Jeux vidéos : Vers la fin des petits studios ?!

Non mamie, ça n'a rien à voir avec la crise du logement... 66
Je me le disais encore hier, en écrasant un schtroumpf avec mes rangers : " Les temps sont durs pour les petits. " En plus, j'ai horreur de ces bestioles, la salsepareille, c'est immonde, alors ils méritent bien un coup de semelle.

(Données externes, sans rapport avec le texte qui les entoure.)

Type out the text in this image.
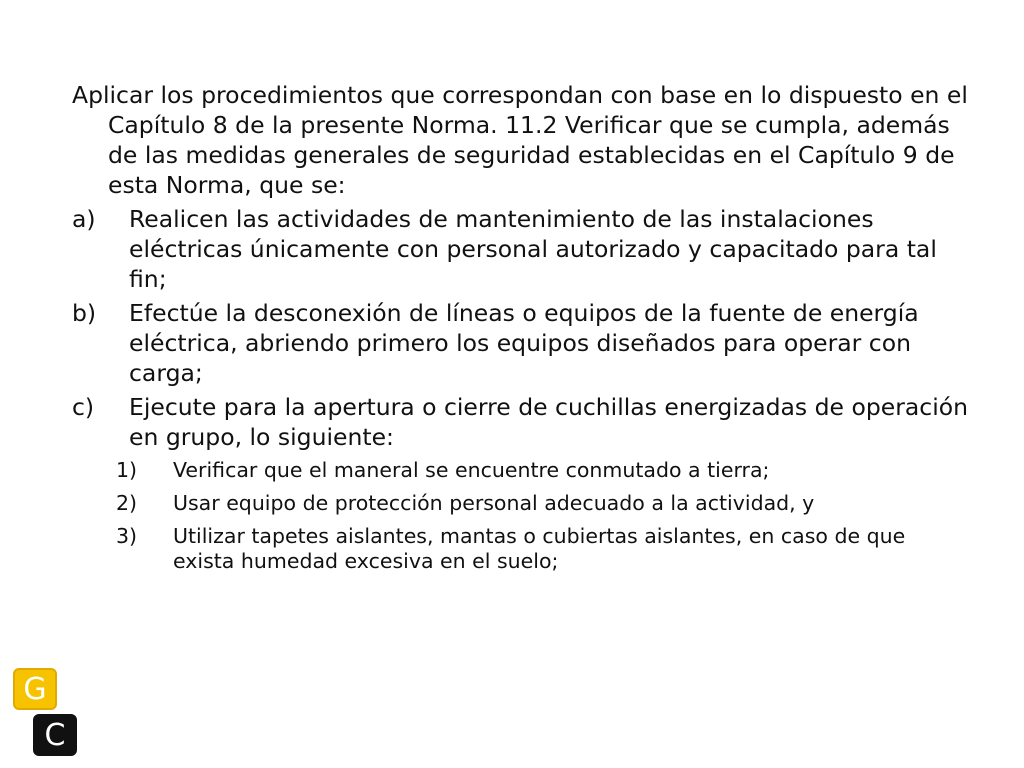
Aplicar los procedimientos que correspondan con base en lo dispuesto en el Capítulo 8 de la presente Norma. 11.2 Verificar que se cumpla, además de las medidas generales de seguridad establecidas en el Capítulo 9 de esta Norma, que se:

a)	Realicen las actividades de mantenimiento de las instalaciones eléctricas únicamente con personal autorizado y capacitado para tal fin;
b)	Efectúe la desconexión de líneas o equipos de la fuente de energía eléctrica, abriendo primero los equipos diseñados para operar con carga;
c)	Ejecute para la apertura o cierre de cuchillas energizadas de operación en grupo, lo siguiente:
1)	Verificar que el maneral se encuentre conmutado a tierra;
2)	Usar equipo de protección personal adecuado a la actividad, y
3)	Utilizar tapetes aislantes, mantas o cubiertas aislantes, en caso de que exista humedad excesiva en el suelo;
G
C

Et aujourd'hui, à moins d'être un révolutionnaire et de croire dur comme fer qu'un jour l'équipe de France de football chantera l'Internationale en match officiel, il n'y a plus personne pour croire que les gros ne mangent pas les petits.

C'est vrai dans la vie, en entreprise, dans les jeux vidéo.

Autrement dit, les petits studios de développement, à l'instar du koala, sont une espèce en voie de disparition. Si, contrairement au koala, ils ne passent pas leur temps à becter des feuilles d'eucalyptus, ces petits studios rencontrent toutefois un autre problème : le coût croissant du développement d'un jeu.

Au Game Developers Conference à San Francisco, il y a sept mois, les craintes se faisaient déjà sentir.

Les consoles nouvelle génération (XBox 360, PS3 et Revolution) demandent un investissement considérable. Motion capture, multitude de détails dans le graphisme, et cela réclame forcément plus de matériel et de personnel. Donc plus d'argent. Parce qu'en plus, les développeurs demandent à être payés. Je vous jure, tout fout le camp.

Aucun problème pour les grosses cylindrées du jeu vidéo, mais les petites risquent d'avoir du mal à suivre.

Un exemple, les 18 jeux lancés avec la XBox 360, qui proviennent seulement de 7 éditeurs différents. A vrai dire, la plupart des petits studios préfèrent attendre de voir si le public adhère à la console et ensuite quel genre de jeu peut faire recette... D'autres finiront tout simplement par se vendre aux gros studios, aux Ubi Soft, Electronic Arts ou encore Activision, pour ne citer qu'eux.

Autre souci, plus un jeu coûte cher, moins on a envie de prendre de risques... On va donc se retrouver avec pléthore de jeux de courses, de combat ou d'action... et tant pis pour l'originalité.

Je sais, moi aussi ça m'énerve. Alors pour me calmer, j'écrase des schtroumpfs.